Kepala Pelaksana Badan Penanggulangan Bencana Daerah (BPBD) Kabupaten Siak Novendra Kasmara, lahan yang terbakar mencapai 17 Hektar. Hingga saat ini, tim gabungan terus melakukan pendinginan di lahan gambut yang terbakar.
"Memasuki hari ke 5 Karhutla di Karhutla Sukamulya, Dayun.
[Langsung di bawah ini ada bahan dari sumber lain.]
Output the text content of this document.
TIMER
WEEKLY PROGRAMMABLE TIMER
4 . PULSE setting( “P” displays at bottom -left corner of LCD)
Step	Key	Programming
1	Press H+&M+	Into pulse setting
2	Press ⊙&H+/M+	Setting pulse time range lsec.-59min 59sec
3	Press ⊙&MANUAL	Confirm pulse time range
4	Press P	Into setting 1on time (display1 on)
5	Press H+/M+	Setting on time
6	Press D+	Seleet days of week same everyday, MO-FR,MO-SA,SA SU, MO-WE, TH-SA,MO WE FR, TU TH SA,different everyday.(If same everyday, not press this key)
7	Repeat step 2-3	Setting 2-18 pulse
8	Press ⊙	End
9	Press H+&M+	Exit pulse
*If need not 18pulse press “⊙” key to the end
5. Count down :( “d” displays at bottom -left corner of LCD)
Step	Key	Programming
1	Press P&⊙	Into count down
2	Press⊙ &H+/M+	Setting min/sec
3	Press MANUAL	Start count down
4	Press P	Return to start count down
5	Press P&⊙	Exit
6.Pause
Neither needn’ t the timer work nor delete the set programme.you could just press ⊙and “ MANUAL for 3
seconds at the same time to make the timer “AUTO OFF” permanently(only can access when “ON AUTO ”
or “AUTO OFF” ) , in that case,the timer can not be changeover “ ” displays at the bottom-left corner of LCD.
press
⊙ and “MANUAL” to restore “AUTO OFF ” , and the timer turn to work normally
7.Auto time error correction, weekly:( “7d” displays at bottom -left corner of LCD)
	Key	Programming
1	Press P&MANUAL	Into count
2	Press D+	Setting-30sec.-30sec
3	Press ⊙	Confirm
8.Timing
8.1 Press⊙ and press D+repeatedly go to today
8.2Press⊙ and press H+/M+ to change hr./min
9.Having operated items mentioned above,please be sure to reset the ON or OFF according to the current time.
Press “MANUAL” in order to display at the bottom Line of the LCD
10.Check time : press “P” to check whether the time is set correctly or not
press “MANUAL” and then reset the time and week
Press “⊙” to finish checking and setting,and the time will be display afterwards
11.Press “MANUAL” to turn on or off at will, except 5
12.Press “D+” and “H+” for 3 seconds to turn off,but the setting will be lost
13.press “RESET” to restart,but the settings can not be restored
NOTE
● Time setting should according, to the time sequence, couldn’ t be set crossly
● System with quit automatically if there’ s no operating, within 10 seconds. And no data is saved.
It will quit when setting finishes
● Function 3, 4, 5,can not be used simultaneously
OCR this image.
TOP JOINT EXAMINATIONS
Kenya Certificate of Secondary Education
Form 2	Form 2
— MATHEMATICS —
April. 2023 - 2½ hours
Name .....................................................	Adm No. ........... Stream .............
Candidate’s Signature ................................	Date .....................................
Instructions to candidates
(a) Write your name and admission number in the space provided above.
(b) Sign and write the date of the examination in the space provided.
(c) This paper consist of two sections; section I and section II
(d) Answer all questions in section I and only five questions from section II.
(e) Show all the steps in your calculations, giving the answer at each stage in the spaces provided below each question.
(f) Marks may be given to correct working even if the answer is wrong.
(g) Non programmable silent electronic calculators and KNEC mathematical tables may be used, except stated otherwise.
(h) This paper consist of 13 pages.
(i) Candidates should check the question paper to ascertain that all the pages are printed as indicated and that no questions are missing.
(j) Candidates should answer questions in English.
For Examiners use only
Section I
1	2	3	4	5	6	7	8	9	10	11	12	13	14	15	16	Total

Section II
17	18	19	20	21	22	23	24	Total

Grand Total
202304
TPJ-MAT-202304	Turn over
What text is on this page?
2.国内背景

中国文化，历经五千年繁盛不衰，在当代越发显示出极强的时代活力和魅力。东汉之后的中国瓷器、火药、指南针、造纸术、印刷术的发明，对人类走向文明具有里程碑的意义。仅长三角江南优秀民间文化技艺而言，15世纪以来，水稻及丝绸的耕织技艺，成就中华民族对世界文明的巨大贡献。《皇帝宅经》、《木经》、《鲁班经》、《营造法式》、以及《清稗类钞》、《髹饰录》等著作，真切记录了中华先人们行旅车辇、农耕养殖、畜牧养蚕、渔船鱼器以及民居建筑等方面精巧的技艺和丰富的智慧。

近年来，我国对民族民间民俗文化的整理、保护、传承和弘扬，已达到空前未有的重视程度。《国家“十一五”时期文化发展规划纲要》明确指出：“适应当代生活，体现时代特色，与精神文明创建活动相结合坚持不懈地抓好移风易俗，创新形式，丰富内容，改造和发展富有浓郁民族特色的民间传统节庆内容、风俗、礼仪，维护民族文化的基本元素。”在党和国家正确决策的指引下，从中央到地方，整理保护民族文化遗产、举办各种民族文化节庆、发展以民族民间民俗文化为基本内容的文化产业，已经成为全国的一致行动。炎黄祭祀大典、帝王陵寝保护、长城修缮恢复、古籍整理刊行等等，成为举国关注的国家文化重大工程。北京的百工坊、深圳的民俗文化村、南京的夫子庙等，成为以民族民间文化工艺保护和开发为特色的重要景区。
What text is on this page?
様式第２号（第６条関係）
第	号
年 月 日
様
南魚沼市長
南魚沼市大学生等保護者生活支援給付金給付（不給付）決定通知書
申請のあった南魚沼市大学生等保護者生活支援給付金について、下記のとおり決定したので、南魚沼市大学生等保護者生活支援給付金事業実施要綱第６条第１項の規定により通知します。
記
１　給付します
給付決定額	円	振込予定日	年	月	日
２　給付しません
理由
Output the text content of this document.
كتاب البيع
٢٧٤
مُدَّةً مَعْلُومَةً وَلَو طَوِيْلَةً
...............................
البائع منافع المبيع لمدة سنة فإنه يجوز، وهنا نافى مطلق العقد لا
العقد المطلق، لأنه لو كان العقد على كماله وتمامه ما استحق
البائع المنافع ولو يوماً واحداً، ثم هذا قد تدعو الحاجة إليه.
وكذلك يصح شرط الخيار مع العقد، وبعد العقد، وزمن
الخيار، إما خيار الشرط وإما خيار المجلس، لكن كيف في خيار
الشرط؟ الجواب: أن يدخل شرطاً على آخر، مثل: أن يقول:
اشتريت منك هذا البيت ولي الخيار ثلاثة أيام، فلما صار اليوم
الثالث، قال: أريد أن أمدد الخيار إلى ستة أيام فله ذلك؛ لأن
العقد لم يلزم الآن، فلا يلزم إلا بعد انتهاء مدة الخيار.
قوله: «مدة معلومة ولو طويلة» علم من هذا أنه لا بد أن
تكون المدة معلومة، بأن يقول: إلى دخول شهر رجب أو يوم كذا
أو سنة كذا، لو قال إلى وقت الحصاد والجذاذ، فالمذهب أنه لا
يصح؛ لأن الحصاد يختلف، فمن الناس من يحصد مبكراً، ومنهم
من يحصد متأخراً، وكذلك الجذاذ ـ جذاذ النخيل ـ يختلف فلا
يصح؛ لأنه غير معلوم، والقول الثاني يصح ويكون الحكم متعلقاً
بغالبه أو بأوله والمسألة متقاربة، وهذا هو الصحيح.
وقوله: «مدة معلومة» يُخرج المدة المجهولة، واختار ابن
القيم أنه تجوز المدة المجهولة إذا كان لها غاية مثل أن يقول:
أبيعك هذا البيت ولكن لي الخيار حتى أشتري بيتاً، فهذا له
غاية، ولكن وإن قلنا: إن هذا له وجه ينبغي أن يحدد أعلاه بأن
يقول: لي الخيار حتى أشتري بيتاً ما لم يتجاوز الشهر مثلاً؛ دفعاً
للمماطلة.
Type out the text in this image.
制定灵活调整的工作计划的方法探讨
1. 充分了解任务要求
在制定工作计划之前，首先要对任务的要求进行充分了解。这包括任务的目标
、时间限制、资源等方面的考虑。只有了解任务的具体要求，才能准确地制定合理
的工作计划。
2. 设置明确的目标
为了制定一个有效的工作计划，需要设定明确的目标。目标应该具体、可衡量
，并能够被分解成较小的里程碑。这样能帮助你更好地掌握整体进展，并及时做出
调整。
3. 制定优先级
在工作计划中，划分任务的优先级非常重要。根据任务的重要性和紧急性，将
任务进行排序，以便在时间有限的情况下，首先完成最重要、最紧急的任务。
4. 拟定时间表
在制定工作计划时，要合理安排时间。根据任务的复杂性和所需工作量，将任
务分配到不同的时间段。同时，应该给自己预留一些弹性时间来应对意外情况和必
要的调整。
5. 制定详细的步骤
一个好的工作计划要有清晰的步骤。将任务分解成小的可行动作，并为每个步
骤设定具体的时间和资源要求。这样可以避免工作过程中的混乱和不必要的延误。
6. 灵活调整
Tim masih melakukan pemadaman dan pendinginan di lahan area gambut," kata Novendra, Kamis (10/9/2026).
Novendra menjelaskan, Karhutla di Sukamulya tantangan petugas dilapangan selain luasnya lahan yang terbakar ditambah angin kencang dan lahan gambut kering sangat cepat api menjalar.
"Vegetasinya selain gambut juga pandan daunnya kering dan sangat mudah terbakar. Api sangat cepat menjalar," kata dia lagi.
Karena itu, penambahan alat berat sangat dibutuhkan, selain memudahkan transportasi tim dilapangan menjangkau titik api. Juga membantu pembuatan parit dan sekat kanal.
"Kita mendapat tambahan 2 unit ekskavator dari Dinas PUPR Siak, memperkuat alat berat yang ada. Dikarenakan area yang terbakar cukup luas, strategi agar api tidak bertambah luas maka areal yang sudah dipadamkan kita bloking dengan kanal," kata dia.
"Satgas mulai membagi blok kerja, bersama alat berat bergerak ke area paling ujung usai di padamkan.membuat parit dan sekat kanal memutus mata rantai api agar tidak bertambah luas,' terang dia.
Sejak hari pertama pemadaman Karhutla Dayun selain dari darat juga di perkuat dari udara mengunakan helikopter water booming BNPB.
Pemadaman melihatkan dari TNI, Polri, Manggala Agni, BPBD, pemerintah kecamatan dan desa, Masyarakat Peduli Api (MPA), serta PTPN V dan regu pemadam Perusahaan di wilayah sekitar.